Considering a list like that, why would anyone let laziness keep them from exercising?

Saturday, May 17, 2008

Leonardo da Vinci: Renaissance Rebooter

This cartoon by Mort Greenberg, which appeared in the New Yorker, then in a Fidelity Investments print ad in the New Yorker, and most recently in Last Laughs: Cartoons about Aging, Retirement… and the Great Beyond (Scribner, 2007) perfectly captures the ideal of rebooting – Leonardo da Vinci, the ultimate Renaissance man, in his studio, busy working on two things at once.

The housekeeper is saying to the visitor, “Oh you know with Leonardo, it’s never retirement, it’s always reinvention.”

The cartoon brings back fond memories of a visit I made some years ago to the Clos Luce manor house in Amboise, in the Loire Valley of France. This is where Leonardo, at the invitation of King Francois I, came to live when he was 65. He happily continued to paint, sketch, and work as an engineer, architect, and festival organizer for the King Francois I court in Amboise, spending the last three years of his life there. The manor house is now a Leonardo museum.

I was traveling with a group of Stanford Sloan classmates, including Mike Fitch, a highly regarded Wells Fargo banker with a well-tuned and mischievous sense of humor. As Mike and I were walking through the models and drawings, we got into some nonsense banter about how Leonardo might have interacted with “Jacques,” an imaginary person who might have been hanging around Leonardo’s workshop (perhaps the guy in the cartoon).

Jacques: “Hey Lennie! Whatcha doin’ today?”


Leonardo: “I’m inventing a helicopter.”

Jacques: “Oh.”

(Pause.)

Jacques: “Hey Lennie! What’s a helicopter?”


Leonardo: “It’s something to fly around in and report on traffic.

Jacques: “Oh.”

(Longer pause.)

Jacques: “Hey Lennie! What’s traffic?”

OK, you had to be there. There was much more. Too bad one of our classmates didn’t have a video camera. Our improv routine might have made it to YouTube.

"A well filled day gives a good sleep. A well filled life gives a peaceful death." -- Leonardo da Vinci

Thursday, May 15, 2008

Doing Good Work and Getting Paid to Do It

Between working at a for-profit business for a salary and working at a non-profit organization as a volunteer, there’s another path for rebooters: Doing “good work” and getting paid for it.

That is, starting a new career by taking on a salaried position in an organization devoted to some higher social good, such as health care, education and social services.

Marc Freedman, co-founder of Civic Ventures, author and one of the nation's leading thinkers and writers on the opportunities presented by the aging of America, documents this growing trend in Encore: Finding Work that Matters in the Second Half of Life. He calls it one of the most significant developments of the new century, and the biggest change in the American workforce since the women’s movement.

“Millions of boomers are headed not for an endless vacation but for a new stage of work, driven both by the desire to remain productive and the need to make ends meet over longer life spans,” he says.

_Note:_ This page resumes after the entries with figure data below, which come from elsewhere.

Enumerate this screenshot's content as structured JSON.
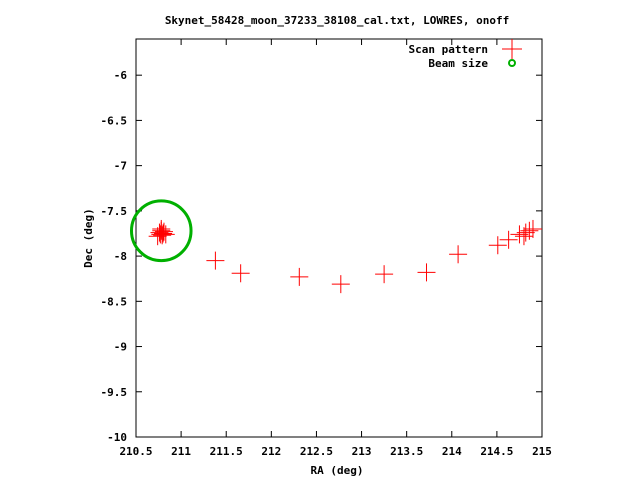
{
  "chart_data": {
    "type": "scatter",
    "title": "Skynet_58428_moon_37233_38108_cal.txt, LOWRES, onoff",
    "xlabel": "RA (deg)",
    "ylabel": "Dec (deg)",
    "xlim": [
      210.5,
      215
    ],
    "ylim": [
      -10,
      -5.6
    ],
    "x_ticks": [
      "210.5",
      "211",
      "211.5",
      "212",
      "212.5",
      "213",
      "213.5",
      "214",
      "214.5",
      "215"
    ],
    "y_ticks": [
      "-6",
      "-6.5",
      "-7",
      "-7.5",
      "-8",
      "-8.5",
      "-9",
      "-9.5",
      "-10"
    ],
    "grid": false,
    "legend_position": "top-right",
    "colors": {
      "scan": "#ff0000",
      "beam": "#00b000"
    },
    "series": [
      {
        "name": "Scan pattern",
        "marker": "plus",
        "points": [
          [
            210.76,
            -7.74
          ],
          [
            210.77,
            -7.76
          ],
          [
            210.78,
            -7.72
          ],
          [
            210.79,
            -7.77
          ],
          [
            210.8,
            -7.75
          ],
          [
            210.81,
            -7.73
          ],
          [
            210.83,
            -7.76
          ],
          [
            210.74,
            -7.78
          ],
          [
            210.78,
            -7.7
          ],
          [
            211.38,
            -8.05
          ],
          [
            211.66,
            -8.19
          ],
          [
            212.31,
            -8.23
          ],
          [
            212.77,
            -8.31
          ],
          [
            213.25,
            -8.2
          ],
          [
            213.72,
            -8.18
          ],
          [
            214.07,
            -7.98
          ],
          [
            214.51,
            -7.88
          ],
          [
            214.63,
            -7.82
          ],
          [
            214.75,
            -7.76
          ],
          [
            214.8,
            -7.78
          ],
          [
            214.82,
            -7.74
          ],
          [
            214.86,
            -7.72
          ],
          [
            214.9,
            -7.7
          ]
        ]
      },
      {
        "name": "Beam size",
        "marker": "circle",
        "center": [
          210.78,
          -7.72
        ],
        "radius_deg": 0.33
      }
    ]
  }
}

"Boomers can capitalize on longer working lives to go beyond their own narrow needs, get down to some of their most significant work and leave the world a better place than they found it.”

Civic Ventures (www.civicventures.org) and its affiliate Encore.org (www.encore.org) are dedicated to helping people make such transitions to “encore careers,” working both online and offline. On the Web, Encore.org members share their stories, their ideas and their challenges. On the ground, the Encore.org community includes nonprofits, companies, colleges and other organizations that help people explore, prepare and launch their encore careers.

While RebootYou.com has no official affiliation with Civic Ventures and Encore.org, we are proud to share objectives with them and help further this valuable, vital and much needed trend.